Noah and I didn't really "go out", per say, but we definitely had a thing. What else would you call basically talking every single moment of the day for an entire half year? And it wasn't even just one of us talking and the other gets bored and wishes to end the conversation as quickly as humanly possible, but the conversations were so intense that sometimes I would curl upon my bed with my phone or my laptop and just lie there for an hour before having the perfect response for him.

One day, it was just over. Nothing faded, but I thought we were too young for things to get anywhere serious. It was supposed to be a clean cut, but I guess these kinds of things just don't go away like that.

Anyway, It's been almost a year and a half since then, and I guess even my memories of him will go away and it'll be like he never even existed. After all, half a year isn't so much.

But who am I kidding?

Chapter 1: Introducing Amanda

I've always wanted somebody to write a biography of my life. You know, so that when I die and rot in my grave, there could at least be something left of me in this world. So that I won't be completely forgotten. That's what I'm afraid of, really, being forgotten. I'm scared silly of dying, and after I die, and everyone else that I know dies too, that there won't be anything left of me in this world. Not a memory, a mark, a trace, nothing. And then I'll have been nothing. It'll be like I haven't even existed.
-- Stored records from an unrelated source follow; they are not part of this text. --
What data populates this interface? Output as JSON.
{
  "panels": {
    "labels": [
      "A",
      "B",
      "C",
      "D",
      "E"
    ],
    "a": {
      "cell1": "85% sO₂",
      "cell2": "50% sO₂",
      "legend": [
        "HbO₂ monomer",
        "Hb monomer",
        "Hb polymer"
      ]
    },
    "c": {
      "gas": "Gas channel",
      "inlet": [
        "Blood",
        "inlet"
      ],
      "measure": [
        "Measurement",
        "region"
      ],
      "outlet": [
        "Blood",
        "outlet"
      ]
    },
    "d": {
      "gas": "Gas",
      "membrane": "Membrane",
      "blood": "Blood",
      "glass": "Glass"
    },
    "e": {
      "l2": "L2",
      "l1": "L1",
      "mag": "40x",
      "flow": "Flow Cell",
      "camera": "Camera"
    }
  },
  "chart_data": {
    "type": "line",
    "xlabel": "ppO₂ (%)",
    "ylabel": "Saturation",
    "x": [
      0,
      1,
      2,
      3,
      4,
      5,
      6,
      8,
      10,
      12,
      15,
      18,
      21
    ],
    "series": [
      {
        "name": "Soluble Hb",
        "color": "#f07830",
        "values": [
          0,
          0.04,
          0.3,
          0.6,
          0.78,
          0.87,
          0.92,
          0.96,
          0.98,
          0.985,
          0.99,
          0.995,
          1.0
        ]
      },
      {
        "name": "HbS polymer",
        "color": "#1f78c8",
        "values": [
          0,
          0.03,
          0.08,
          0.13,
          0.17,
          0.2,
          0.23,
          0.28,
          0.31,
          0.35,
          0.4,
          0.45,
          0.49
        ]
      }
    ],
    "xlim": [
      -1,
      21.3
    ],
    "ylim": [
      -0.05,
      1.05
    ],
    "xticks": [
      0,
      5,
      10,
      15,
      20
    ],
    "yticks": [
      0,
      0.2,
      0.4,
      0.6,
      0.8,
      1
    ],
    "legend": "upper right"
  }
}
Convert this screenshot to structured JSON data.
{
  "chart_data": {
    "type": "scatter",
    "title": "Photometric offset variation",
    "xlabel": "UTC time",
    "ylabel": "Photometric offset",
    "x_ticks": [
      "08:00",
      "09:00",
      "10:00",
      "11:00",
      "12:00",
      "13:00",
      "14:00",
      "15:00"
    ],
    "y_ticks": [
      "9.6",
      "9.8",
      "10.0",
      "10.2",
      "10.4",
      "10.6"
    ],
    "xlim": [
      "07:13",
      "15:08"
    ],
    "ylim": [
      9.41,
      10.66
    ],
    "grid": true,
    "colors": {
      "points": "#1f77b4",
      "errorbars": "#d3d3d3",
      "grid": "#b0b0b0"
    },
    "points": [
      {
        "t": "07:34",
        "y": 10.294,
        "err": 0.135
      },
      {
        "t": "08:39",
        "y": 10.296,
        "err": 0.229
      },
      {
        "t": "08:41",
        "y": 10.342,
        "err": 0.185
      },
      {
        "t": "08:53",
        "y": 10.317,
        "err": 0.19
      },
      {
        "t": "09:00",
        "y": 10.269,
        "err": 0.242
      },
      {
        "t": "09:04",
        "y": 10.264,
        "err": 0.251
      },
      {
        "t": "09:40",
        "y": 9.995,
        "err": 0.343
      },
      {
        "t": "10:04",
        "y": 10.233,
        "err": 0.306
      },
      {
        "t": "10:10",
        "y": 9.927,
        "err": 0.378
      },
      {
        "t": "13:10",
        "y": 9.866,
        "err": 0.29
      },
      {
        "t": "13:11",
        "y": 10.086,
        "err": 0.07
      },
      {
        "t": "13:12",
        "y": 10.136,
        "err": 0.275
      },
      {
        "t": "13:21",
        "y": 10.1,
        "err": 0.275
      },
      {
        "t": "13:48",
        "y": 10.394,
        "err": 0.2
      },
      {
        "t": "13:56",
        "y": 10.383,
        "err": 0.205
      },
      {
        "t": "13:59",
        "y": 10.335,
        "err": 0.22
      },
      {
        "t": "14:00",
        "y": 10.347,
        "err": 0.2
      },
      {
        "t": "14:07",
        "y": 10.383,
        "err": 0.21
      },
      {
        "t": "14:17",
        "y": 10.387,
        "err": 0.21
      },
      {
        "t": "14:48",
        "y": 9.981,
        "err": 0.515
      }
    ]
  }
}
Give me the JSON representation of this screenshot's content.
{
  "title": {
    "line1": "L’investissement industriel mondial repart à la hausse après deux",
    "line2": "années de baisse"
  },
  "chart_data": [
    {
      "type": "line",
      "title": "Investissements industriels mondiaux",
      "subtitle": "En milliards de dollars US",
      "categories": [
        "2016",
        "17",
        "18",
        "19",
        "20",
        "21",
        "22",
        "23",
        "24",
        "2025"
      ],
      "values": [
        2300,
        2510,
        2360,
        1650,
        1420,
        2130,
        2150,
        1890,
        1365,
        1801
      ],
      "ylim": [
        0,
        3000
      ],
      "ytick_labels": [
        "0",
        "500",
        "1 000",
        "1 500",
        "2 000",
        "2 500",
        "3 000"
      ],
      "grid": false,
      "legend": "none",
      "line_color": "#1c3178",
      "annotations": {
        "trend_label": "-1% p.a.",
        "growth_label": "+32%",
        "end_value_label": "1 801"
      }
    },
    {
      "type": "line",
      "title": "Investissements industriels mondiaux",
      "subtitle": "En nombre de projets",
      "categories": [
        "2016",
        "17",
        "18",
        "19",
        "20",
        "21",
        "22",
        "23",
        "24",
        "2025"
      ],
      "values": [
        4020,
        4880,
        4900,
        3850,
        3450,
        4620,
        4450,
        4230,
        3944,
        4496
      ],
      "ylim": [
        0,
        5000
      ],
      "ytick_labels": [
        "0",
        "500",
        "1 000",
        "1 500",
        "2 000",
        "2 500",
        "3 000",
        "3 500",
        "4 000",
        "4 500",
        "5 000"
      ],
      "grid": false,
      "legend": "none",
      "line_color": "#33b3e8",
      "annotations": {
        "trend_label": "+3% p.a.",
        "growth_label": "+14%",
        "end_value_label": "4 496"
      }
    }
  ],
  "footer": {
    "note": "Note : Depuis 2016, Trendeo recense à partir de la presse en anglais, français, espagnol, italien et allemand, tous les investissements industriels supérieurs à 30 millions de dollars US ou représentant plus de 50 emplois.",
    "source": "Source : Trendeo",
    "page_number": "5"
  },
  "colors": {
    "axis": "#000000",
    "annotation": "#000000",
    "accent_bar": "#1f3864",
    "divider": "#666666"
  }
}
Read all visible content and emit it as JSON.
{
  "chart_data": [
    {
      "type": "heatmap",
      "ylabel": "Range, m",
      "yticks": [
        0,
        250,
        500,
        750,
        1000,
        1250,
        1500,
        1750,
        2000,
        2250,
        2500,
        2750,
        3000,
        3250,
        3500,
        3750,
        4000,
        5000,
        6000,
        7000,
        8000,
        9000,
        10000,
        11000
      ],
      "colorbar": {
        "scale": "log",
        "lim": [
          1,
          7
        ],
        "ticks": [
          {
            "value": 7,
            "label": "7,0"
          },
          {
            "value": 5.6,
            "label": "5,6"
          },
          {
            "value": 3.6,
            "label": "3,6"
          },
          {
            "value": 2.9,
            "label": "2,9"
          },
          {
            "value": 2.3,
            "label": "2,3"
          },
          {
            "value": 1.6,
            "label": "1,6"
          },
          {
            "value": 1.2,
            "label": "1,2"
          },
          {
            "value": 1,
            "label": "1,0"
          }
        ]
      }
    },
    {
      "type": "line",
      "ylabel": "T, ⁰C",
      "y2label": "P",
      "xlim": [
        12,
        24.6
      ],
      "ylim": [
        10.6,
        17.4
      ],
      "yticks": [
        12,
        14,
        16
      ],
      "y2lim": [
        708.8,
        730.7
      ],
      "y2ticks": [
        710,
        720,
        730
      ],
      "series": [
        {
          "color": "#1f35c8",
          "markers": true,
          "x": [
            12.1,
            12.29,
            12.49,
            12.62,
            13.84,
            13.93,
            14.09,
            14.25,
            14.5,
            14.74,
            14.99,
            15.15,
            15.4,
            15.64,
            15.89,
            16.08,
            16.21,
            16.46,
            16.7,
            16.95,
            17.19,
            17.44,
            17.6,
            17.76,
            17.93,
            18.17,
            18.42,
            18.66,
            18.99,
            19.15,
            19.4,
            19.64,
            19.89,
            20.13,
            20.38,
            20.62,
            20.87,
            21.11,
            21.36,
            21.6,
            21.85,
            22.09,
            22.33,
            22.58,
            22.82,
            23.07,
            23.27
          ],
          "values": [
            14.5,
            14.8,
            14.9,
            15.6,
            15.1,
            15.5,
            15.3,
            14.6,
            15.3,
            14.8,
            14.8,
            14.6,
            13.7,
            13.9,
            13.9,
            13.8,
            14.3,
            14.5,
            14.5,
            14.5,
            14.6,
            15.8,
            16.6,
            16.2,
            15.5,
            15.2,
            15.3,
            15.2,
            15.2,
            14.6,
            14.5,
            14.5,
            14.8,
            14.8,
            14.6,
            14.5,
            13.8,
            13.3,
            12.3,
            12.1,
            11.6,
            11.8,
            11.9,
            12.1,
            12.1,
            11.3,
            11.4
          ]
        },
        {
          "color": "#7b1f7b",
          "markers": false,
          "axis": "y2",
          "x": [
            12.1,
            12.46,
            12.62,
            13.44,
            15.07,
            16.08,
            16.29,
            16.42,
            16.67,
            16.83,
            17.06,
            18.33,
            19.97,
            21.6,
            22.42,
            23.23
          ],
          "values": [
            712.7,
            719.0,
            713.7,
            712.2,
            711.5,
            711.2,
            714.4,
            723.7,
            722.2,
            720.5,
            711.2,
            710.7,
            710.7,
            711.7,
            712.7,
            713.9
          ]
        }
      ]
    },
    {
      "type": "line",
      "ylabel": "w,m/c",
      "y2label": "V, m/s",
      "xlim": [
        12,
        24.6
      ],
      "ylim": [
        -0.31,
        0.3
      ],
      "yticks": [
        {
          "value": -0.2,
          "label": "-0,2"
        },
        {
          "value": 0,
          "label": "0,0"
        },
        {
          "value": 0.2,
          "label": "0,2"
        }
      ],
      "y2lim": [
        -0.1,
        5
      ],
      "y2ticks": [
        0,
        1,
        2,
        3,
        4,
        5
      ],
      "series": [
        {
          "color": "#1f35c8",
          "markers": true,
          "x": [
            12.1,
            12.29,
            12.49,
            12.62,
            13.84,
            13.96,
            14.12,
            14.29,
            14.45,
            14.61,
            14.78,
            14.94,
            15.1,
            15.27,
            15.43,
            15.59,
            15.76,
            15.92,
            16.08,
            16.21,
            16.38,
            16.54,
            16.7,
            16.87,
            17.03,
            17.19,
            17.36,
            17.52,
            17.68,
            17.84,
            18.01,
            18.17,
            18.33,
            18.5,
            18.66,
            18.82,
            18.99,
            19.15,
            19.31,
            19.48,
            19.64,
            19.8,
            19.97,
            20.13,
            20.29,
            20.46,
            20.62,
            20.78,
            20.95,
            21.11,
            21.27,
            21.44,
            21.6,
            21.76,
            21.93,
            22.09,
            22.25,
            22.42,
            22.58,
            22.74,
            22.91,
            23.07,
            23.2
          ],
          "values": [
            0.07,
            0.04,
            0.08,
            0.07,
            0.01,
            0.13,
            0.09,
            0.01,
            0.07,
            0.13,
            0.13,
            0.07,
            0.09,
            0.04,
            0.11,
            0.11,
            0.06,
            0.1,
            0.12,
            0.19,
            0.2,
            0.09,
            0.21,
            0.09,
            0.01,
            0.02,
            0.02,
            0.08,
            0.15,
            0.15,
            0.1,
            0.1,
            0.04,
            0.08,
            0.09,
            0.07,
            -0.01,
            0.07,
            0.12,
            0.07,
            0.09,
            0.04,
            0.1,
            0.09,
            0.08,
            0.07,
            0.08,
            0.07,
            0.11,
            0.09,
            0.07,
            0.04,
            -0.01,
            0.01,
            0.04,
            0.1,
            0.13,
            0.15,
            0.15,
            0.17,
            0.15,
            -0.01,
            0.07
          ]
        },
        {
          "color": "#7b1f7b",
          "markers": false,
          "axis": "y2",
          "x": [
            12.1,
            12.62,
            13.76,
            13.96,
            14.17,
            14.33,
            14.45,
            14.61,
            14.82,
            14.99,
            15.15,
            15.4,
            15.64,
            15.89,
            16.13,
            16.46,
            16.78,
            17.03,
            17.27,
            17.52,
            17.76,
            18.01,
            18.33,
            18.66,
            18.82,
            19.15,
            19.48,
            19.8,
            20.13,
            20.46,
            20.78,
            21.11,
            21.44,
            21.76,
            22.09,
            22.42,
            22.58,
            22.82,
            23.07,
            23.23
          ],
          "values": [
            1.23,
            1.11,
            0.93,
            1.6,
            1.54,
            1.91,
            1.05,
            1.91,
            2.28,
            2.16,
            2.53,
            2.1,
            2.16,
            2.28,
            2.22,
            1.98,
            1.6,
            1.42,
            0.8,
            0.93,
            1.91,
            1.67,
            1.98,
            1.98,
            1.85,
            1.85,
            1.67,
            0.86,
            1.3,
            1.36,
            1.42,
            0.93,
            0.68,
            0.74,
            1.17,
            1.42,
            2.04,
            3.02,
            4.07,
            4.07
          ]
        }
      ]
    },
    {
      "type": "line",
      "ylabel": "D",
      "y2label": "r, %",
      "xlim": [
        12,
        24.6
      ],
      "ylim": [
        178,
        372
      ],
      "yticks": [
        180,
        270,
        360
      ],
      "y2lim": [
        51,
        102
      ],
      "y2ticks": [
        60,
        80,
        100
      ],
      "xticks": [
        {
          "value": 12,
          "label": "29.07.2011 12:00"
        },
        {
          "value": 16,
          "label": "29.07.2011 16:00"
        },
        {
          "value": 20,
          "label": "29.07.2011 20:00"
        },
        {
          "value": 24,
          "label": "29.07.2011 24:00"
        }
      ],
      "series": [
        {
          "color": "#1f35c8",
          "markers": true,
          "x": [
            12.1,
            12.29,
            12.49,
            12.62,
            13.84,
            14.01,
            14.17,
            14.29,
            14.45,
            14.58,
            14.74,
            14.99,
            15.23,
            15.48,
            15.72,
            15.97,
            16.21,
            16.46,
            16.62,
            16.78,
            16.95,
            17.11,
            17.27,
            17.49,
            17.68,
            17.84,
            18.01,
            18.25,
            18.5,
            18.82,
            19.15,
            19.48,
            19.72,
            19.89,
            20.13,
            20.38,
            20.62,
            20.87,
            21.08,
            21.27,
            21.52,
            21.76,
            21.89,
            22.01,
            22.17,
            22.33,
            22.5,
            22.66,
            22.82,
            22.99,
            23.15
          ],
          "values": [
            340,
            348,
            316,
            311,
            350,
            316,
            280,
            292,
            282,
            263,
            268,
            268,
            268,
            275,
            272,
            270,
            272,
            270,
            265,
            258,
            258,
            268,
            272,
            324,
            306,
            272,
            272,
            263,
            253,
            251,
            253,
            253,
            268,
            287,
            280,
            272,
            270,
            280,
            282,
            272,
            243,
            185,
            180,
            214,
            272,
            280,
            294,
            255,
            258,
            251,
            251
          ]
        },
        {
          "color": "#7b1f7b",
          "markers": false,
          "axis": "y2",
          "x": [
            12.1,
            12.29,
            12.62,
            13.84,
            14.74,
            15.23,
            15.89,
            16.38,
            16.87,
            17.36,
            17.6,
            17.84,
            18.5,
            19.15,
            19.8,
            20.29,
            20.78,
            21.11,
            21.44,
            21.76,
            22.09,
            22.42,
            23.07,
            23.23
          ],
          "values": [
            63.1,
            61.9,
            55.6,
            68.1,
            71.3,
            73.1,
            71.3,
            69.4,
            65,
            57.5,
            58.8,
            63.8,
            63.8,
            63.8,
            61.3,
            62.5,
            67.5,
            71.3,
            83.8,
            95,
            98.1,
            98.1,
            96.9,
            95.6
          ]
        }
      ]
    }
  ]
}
That being said, it'd be nice to have a biography written on my life.
 The only problem is, there's nobody to write one of me. A biography, I mean. It's not like I'm interesting or anything either. I avoid talking about myself to other people because I know that deep down, I'm as ordinary and boring as a grain of sand on the sea shore. I'm the sort of sand piece that knows it's exactly the same as the rest of the little grains of sand, and yet tries to be different or something by shining extra hard or sticking to someone's foot trying to get somewhere new.

 So I've been thinking about this predicament that I have, in my free time, and I came to a conclusion. I could write my own autobiography. Not now, of course, because I haven't done anything worthwhile in my life. And even I, as a grain of sand, know that. But I could start, at least, with small stories about myself, with funny things or sad things that happen to me. Maybe then I wouldn't be so afraid anymore.